Above all, the firestopping material must maintain some flexibility once installed to allow the wall and the penetration to expand and contract. “In areas with seismic activity, flexibility is very important. The firestop must be able to move with the movement of two dissimilar materials, ” he adds.

Product selection tips
Although it is tempting to cut corners by using a less expensive product, Gram advises against it. “On one job, a low-cost firestop product was substituted for what was specified. The contractor applied the product to sprinkler system penetrations. When it dried, it didn’t flex, so when they started charging the sprinkler system, the pipes hammered and the firestop cracked on many joints. The contractor had to go back and remove the inferior firestop material from over 12,000 penetrations and replace it,” he says.

Another contractor attempted to concoct his own firestopping material out of drywall mud, recalls Gram. A savvy inspector identified the product was not what was specified and the contractor had to chip away the mud and replace it with the specified product.

“It’s important to use products that are UL-registered and installed according to the firestop manufacturer’s directions. These systems have been tested extensively. When you find that the system doesn’t exactly match the application for which the product is registered, that’s when you call your distributor or firestop manufacturer. The manufacturer can make a determination which system is adequate for the application,” says Park.

The future of firestop
Park, who has been involved with firestop installation, training and development for over 25 years, says contractors overlook the importance that proper firestop installation plays in building safety.

“It’s often the lowest-paid workers who install firestop and they often aren’t trained correctly in the application. This results in the workers either using too much firestop material, or installing it incorrectly so that it can’t perform as a system if there ever is a fire,” he says.

Just as sprinkler systems are required to be installed by licensed contractors then inspected by knowledgeable, impartial third parties and get a seal of approval from the fire marshal, Park predicts that firestop will be treated in the same manner in coming years.

“Proper firestop specification and installation has been in building codes since 1985, but it’s now just starting to get enforced,” says Park. A recently formed association, the Firestop Contractors Installation Association (FCIA) is working on code language that it hopes to incorporate into future building codes. “It’s at least three years off, but the language they are recommending will require firestop to be installed by licensed contractors with inspection provisions and fire marshal sign-off, much like what’s in place for sprinklers,” he says.

How do you estimate firestop materials?
Jim Park, national sales manager at Rectorseal, says he continually gets calls from contractors on how to accurately estimate the amount of materials needed to install firestop on a job.

“It all comes down to looking at what the building engineer specified on the drawing, looking up the material requirements of the system outlined by Underwriters’ Laboratories, then doing the math,” he says.

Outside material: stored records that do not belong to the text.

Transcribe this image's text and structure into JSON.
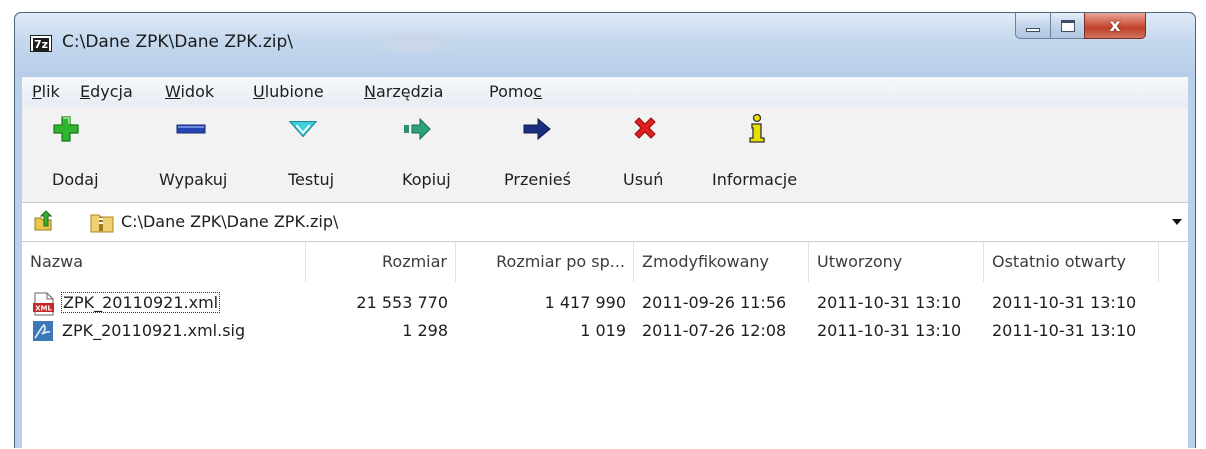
{
  "window": {
    "title": "C:\\Dane ZPK\\Dane ZPK.zip\\",
    "app_icon_text": "7z",
    "controls": {
      "minimize_icon": "minimize-icon",
      "maximize_icon": "maximize-icon",
      "close_icon": "close-icon",
      "close_glyph": "x"
    }
  },
  "menu": {
    "items": [
      {
        "label": "Plik",
        "accel_index": 0
      },
      {
        "label": "Edycja",
        "accel_index": 0
      },
      {
        "label": "Widok",
        "accel_index": 0
      },
      {
        "label": "Ulubione",
        "accel_index": 0
      },
      {
        "label": "Narzędzia",
        "accel_index": 0
      },
      {
        "label": "Pomoc",
        "accel_index": 4
      }
    ]
  },
  "toolbar": {
    "buttons": [
      {
        "label": "Dodaj",
        "icon": "plus-icon"
      },
      {
        "label": "Wypakuj",
        "icon": "minus-icon"
      },
      {
        "label": "Testuj",
        "icon": "check-icon"
      },
      {
        "label": "Kopiuj",
        "icon": "copy-arrow-icon"
      },
      {
        "label": "Przenieś",
        "icon": "move-arrow-icon"
      },
      {
        "label": "Usuń",
        "icon": "delete-x-icon"
      },
      {
        "label": "Informacje",
        "icon": "info-icon"
      }
    ]
  },
  "address": {
    "path": "C:\\Dane ZPK\\Dane ZPK.zip\\",
    "up_icon": "up-folder-icon",
    "folder_icon": "zip-folder-icon"
  },
  "list": {
    "columns": [
      "Nazwa",
      "Rozmiar",
      "Rozmiar po sp...",
      "Zmodyfikowany",
      "Utworzony",
      "Ostatnio otwarty"
    ],
    "rows": [
      {
        "name": "ZPK_20110921.xml",
        "size": "21 553 770",
        "packed": "1 417 990",
        "modified": "2011-09-26 11:56",
        "created": "2011-10-31 13:10",
        "accessed": "2011-10-31 13:10",
        "icon": "xml-file-icon",
        "focused": true
      },
      {
        "name": "ZPK_20110921.xml.sig",
        "size": "1 298",
        "packed": "1 019",
        "modified": "2011-07-26 12:08",
        "created": "2011-10-31 13:10",
        "accessed": "2011-10-31 13:10",
        "icon": "signature-file-icon",
        "focused": false
      }
    ]
  },
  "colors": {
    "title_gradient_top": "#dfeaf6",
    "close_button": "#c0402a",
    "toolbar_bg": "#f2f2f2",
    "add_green": "#1fa41f",
    "extract_blue": "#1f3fa8",
    "test_cyan": "#39c8d6",
    "delete_red": "#d81c1c"
  }
}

Contractors often come up short because installers are incorrectly installing the system, says Park. “As an example, let’s look at a system that requires the workers to stuff rock wool around the penetration to a depth so that only 1/4" remains between the collar and the wall. Let’s say the job estimate projects that 100 pails of firestop material are needed to seal the rock wool in the penetration, if it is installed in a 1/4" bead.

“If workers stuff the rock wool a little deeper so that they must use a 3/8" bead of firestop caulk to seal the penetration, the amount of firestop caulk needed to complete the job increases by 50 percent. If the pails of firestop caulk cost $300 a pail, that adds $15,000 of cost to the job,” he says.

Installer education is of utmost importance, he says. It’s the only way to assure the firestop system will be installed as economically and effectively as possible and, most important, will work if there is ever a fire.

Published in the March/April 2001 issue of Contractor Tools and Supplies magazine.